Using MPI, libfftw2xf_intel.a is as fast as using the FFTW source
distributed with espresso, i.e., there is no gain in using
libfftw2xf_intel.a. With  libfftw3xf_intel.a and MPI, I have never been able
to run pw.x succesfully, it just aborts.

I would like to hear of your experiences.

Best regards
Eduardo Menendez
University of Chile
-- next part --
An HTML attachment was scrubbed...
URL: 
http://www.democritos.it/pipermail/pw_forum/attachments/20080506/ca00a740/attachment.htm
 


[Pw_forum] openmp vs mpich performance with MKL 10.x

2008-05-06 Thread Axel Kohlmeyer
On Tue, 6 May 2008, Eduardo Ariel Menendez Proupin wrote:

EAMP> Hi,
EAMP> I have noted recently that I am able to obtain faster binaries of pw.x 
using
EAMP> the the OpenMP paralellism implemented in the Intel MKL libraries of 
version
EAMP> 10.xxx, than using MPICH, in the Intel cpus. Previously I had always 
gotten
EAMP> better performance using MPI. I would like to know of other experience on
EAMP> how to make the machines faster. Let me explain in more details.
EAMP> 
EAMP> Compiling using MPI means using mpif90 as linker and compiler, linking
EAMP> against mkl_ia32 or mkl_em64t, and using link flags -i-static -openmp. 
This
EAMP> is just the  what appears in the make.sys after running configure in 
version
EAMP> 4cvs,
EAMP> 
EAMP> At runtime, I set
EAMP> export OMP_NUM_THREADS=1
EAMP> export MKL_NUM_THREADS=1
EAMP> and run using
EAMP> mpiexec -n $NCPUs pw.x output
EAMP> where NCPUs  is the number of cores available in the system.




EAMP> 
EAMP> The second choice is
EAMP> ./configure --disable-parallel
EAMP> 
EAMP> and at runtime
EAMP> export OMP_NUM_THREADS=$NCPU
EAMP> export MKL_NUM_THREADS=$NCPU
EAMP> and run using
EAMP> pw.x output
EAMP> 
EAMP> I have tested it in Quadcores (NCPU=4) and with an old Dual Xeon B.C.
EAMP> (before cores) (NCPU=2).
EAMP> 
EAMP> Before April 2007, the first choice had always workes faster. After that,
EAMP> when I came to use the MKL 10.xxx, the second choice is working faster. I
EAMP> have found no significant difference between version 3.2.3 and 4cvs.
EAMP> 
EAMP> A special comment is for the FFT library. The MKL has a wrapper to the 
FFTW,
EAMP> that must be compiled after instalation (it is very easy). This creates
EAMP> additional libraries named like libfftw3xf_intel.a and libfftw2xf_intel.a
EAMP> This allows improves the performance in the second choice, specially with
EAMP> libfftw3xf_intel.a.
EAMP> 
EAMP> Using MPI, libfftw2xf_intel.a is as fast as using the FFTW source
EAMP> distributed with espresso, i.e., there is no gain in using
EAMP> libfftw2xf_intel.a. With  libfftw3xf_intel.a and MPI, I have never been 
able
EAMP> to run pw.x succesfully, it just aborts.
EAMP> 
EAMP> I would like to hear of your experiences.

eduardo,

there are two issue that need to be considered.
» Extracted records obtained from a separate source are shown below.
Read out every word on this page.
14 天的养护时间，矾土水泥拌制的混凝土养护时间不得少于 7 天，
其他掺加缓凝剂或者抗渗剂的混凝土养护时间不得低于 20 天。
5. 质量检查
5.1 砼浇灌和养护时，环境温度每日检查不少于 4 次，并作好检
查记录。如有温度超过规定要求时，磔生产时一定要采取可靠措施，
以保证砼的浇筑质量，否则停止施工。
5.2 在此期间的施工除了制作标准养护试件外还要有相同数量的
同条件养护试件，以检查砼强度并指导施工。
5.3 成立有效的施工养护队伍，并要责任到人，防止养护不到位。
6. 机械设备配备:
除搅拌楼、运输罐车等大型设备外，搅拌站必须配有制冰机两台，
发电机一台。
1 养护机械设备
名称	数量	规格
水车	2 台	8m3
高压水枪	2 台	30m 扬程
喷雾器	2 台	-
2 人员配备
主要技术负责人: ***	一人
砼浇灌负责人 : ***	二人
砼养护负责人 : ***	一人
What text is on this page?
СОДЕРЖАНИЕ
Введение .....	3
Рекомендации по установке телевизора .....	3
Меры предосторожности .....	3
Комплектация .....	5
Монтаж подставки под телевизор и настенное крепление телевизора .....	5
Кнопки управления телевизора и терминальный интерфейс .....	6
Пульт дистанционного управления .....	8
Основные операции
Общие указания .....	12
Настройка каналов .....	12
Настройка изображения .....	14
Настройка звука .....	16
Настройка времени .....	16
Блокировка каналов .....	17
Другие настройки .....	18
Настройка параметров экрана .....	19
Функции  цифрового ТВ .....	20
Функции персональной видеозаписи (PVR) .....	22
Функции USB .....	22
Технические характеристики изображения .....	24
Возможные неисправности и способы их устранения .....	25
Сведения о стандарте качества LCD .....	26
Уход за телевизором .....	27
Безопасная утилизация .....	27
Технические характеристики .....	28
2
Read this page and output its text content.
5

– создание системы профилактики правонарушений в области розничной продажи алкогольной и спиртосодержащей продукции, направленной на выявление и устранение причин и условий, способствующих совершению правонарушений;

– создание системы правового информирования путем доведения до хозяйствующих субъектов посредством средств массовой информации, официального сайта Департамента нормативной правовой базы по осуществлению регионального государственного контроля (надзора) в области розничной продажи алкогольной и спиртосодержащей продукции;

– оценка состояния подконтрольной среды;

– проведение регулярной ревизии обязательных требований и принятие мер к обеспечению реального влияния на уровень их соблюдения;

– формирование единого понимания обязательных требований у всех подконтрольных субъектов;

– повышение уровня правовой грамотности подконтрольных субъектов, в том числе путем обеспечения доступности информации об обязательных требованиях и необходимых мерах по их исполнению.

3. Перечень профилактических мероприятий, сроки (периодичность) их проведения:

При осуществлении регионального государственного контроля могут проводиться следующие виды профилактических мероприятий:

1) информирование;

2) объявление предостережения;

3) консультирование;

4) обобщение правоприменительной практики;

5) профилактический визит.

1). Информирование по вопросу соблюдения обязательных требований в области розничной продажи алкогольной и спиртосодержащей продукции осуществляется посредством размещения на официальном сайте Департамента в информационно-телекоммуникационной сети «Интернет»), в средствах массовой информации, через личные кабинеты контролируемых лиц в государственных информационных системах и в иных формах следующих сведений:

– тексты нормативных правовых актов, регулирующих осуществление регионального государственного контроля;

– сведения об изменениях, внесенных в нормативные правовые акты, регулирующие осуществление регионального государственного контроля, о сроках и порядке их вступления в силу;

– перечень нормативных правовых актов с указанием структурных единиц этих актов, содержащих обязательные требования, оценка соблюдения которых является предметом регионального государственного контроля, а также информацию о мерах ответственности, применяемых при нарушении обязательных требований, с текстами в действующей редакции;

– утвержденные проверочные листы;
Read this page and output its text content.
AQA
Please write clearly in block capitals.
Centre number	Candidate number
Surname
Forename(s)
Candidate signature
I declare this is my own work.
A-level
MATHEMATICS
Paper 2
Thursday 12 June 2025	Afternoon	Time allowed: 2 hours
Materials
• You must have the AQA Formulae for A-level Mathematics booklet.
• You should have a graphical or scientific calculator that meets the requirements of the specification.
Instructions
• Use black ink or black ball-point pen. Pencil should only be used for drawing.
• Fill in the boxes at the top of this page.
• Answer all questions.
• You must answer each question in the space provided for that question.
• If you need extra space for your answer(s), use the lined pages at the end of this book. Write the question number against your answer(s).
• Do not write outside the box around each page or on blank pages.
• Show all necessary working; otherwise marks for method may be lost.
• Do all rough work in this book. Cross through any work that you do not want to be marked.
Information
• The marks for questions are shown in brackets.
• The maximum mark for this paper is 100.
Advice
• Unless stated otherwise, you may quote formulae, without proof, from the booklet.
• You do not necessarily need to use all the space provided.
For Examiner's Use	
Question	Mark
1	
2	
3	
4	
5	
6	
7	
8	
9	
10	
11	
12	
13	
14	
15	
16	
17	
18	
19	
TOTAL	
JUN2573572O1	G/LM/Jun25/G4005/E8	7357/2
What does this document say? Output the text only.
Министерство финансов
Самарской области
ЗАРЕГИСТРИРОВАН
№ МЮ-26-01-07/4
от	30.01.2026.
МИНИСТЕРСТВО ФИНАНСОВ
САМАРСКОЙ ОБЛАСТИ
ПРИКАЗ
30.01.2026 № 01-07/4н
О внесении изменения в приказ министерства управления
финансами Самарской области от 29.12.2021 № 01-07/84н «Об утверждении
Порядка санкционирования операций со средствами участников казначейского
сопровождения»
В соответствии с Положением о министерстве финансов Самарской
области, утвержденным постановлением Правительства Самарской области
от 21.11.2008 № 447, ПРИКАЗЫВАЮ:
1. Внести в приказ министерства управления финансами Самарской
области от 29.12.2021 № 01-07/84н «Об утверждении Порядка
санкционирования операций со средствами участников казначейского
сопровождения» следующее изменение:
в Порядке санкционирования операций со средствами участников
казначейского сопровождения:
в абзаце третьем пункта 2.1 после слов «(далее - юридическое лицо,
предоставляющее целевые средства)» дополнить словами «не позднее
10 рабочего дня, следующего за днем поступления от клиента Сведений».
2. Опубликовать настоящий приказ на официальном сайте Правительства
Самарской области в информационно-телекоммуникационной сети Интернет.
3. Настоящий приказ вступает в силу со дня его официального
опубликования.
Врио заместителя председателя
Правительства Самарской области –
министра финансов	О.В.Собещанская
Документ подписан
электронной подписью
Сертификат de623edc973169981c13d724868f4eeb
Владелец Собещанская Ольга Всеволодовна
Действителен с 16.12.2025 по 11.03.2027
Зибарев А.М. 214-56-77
1) how large are your test jobs? if they are not large enough, timings are 
pointless.

2) it is most likely, that you are still tricked by the 
   auto-parallelization of intel MKL. the export OMP_NUM_THREADS
   will usually only work for the _local_ copy, for some
   MPI startup mechanisms not at all. thus your MPI jobs will
   be slowed down.

   to make certain that you only like the serial version of
   MKL with your MPI executable, please replace  -lmkl_em64t
   in your make.sys file with 
   -lmkl_intel_lp64 -lmkl_sequential -lmkl_core
   you may have to add:
   -Wl,-rpath,/opt/intel/path/to/your/mkl
   to make your executable find the libraries at runtime.

   with those executable you can try again, and i would be
   _very_ surprised if using MPI is slower than serial and
   multi-threading. i made tests with intel FFT vs. FFTW
   in a number of plane wave codes and the intel FFT was 
   always slower.

cheers,
axel.



EAMP> 
EAMP> Best regards
EAMP> Eduardo Menendez
EAMP> University of Chile
EAMP> 

-- 
===
Axel Kohlmeyer   akohlmey at cmm.chem.upenn.edu   http://www.cmm.upenn.edu
   Center for Molecular Modeling   --   University of Pennsylvania
Department of Chemistry, 231 S.34th Street, Philadelphia, PA 19104-6323
tel: 1-215-898-1582,  fax: 1-215-573-6233,  office-tel: 1-215-898-5425
===
If you make something idiot-proof, the universe creates a better idiot.